Scale occurrence in a giant oilfield located in deepwaters off the Brazilian coast required the implementation of strategies to remediate and prevent scale formation, which was a cause of significant production loss in the field. To prevent scale formation, inhibitor squeeze treatments have been utilized since 2006, when two squeeze treatments indicated an inhibitor lifetime lower than the predicted from laboratory tests. The inhibitor used is derived from the phosphonic acid, making it possible to analyze the inhibitor concentration in the produced water, and consequently, determine its lifetime. Despite the lower lifetime, the wells did not show any production loss, even when inhibitor concentrations were lower than the minimum inhibitor concentration (MIC), determined in laboratory tests. Throughout 2007, due to operational and contractual concerns, it was not possible to perform the squeeze treatments. Consequently, by the end of that year, production losses were verified. In 2008, the inhibition campaign was restarted, and based on the results of 2006 operations, the squeeze treatment volumes were recalculated, in order to obtain a higher inhibitor lifetime.
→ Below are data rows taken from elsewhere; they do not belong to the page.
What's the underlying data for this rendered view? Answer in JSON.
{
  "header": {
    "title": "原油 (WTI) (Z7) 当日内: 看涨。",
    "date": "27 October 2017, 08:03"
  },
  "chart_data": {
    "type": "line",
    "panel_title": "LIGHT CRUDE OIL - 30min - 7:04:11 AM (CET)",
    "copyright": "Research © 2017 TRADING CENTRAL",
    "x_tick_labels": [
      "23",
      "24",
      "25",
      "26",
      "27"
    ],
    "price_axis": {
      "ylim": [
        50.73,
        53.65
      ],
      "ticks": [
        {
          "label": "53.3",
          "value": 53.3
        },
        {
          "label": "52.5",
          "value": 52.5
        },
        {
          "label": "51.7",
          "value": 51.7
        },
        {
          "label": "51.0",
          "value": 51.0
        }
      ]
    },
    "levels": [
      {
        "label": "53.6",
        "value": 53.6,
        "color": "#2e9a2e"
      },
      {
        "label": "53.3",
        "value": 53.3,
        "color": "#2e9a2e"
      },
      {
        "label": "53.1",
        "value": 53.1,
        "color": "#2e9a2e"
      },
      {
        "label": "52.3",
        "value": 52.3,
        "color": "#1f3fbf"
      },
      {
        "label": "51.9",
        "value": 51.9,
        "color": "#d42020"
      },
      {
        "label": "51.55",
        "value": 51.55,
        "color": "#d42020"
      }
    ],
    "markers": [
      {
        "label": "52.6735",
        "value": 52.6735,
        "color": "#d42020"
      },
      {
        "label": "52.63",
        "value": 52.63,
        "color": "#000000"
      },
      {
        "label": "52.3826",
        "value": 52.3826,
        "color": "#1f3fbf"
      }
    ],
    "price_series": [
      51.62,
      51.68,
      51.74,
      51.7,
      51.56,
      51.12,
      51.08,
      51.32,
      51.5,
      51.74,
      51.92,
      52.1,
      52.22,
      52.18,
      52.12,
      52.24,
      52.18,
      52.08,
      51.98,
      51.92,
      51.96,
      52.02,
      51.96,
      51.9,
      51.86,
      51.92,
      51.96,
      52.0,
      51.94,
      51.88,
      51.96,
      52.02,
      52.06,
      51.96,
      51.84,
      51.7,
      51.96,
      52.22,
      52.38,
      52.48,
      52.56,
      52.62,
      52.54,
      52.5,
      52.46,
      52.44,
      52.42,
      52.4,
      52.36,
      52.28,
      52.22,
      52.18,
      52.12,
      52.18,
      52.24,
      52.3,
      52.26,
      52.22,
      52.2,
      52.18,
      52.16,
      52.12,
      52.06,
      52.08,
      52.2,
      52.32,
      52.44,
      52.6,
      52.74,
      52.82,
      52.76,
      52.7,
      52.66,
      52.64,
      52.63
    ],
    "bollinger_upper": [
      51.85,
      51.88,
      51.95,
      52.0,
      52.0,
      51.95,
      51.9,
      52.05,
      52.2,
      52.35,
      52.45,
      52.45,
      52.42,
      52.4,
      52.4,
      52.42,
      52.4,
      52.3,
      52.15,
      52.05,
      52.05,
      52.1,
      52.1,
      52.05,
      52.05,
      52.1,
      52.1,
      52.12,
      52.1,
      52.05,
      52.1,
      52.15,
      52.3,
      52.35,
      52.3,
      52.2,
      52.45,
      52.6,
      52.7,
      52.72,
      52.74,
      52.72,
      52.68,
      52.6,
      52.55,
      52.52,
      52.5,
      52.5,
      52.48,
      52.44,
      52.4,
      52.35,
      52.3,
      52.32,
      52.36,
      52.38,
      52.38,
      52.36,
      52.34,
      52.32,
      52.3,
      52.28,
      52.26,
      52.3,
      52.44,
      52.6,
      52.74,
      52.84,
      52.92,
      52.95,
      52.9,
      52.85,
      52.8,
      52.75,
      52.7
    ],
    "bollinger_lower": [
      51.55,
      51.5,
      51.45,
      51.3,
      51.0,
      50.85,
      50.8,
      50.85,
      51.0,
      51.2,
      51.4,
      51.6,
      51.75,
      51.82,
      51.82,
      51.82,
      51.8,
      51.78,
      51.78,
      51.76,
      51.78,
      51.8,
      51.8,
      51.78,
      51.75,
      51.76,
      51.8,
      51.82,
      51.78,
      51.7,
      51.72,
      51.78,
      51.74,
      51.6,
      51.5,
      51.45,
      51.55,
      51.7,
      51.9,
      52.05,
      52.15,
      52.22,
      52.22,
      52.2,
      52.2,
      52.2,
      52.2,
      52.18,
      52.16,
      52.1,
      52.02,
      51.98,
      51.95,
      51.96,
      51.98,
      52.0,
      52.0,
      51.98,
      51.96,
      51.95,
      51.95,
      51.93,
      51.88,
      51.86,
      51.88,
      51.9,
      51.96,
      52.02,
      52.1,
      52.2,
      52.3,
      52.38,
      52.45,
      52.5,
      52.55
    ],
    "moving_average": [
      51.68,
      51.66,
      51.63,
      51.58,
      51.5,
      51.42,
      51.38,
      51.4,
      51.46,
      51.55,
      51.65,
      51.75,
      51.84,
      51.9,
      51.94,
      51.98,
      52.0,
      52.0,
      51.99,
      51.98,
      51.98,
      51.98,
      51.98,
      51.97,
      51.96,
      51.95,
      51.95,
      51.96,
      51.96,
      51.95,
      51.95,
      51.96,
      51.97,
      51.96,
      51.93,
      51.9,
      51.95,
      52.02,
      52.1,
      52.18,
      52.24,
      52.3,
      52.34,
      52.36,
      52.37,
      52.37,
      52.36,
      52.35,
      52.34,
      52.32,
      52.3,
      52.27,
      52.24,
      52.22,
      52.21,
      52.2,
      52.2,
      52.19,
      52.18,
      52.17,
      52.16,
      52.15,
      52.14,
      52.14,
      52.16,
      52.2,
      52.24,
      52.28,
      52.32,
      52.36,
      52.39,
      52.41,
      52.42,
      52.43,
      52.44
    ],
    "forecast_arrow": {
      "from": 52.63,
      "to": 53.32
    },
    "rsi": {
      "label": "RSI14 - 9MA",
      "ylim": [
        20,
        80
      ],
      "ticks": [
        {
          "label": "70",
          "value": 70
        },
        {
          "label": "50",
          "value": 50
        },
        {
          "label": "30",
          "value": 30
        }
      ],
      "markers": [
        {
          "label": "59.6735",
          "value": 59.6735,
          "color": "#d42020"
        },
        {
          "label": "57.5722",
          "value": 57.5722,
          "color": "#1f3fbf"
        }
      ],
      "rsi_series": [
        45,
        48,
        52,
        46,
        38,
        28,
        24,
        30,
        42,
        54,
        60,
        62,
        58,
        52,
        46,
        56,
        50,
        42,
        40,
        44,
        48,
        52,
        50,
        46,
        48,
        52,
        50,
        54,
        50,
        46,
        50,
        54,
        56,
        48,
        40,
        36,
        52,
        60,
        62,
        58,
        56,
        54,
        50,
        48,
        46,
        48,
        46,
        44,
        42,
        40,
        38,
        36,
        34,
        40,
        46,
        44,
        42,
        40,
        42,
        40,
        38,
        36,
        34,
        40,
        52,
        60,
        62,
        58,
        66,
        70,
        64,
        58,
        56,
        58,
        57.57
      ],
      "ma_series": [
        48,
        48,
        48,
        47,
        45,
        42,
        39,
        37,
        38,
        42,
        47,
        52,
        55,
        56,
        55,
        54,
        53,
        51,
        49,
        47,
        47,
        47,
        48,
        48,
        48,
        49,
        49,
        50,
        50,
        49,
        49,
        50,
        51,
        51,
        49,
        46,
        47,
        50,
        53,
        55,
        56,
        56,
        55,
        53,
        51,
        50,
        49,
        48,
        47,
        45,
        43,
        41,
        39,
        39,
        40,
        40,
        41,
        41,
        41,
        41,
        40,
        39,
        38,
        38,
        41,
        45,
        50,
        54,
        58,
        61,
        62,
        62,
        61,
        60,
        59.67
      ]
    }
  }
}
As a result, it was possible to extend the treatment lifetime and maintain the production of the wells stabilized. Historic cases of three wells will be shown, emphasizing the extensive production loss verified when the treatment was not performed, the impact observed in the production when the treatment was delayed and the success obtained when the treatment schedule was accomplished. Beyond the scale occurrence in the production wells, there are also severe scale problems in the production facilities, which will be discussed in this paper. This work describes and details the scale monitoring, prevention and remediation strategies employed in this field, exposing the results obtained, as well as the learned lessons and opportunities to improve the scale management strategy.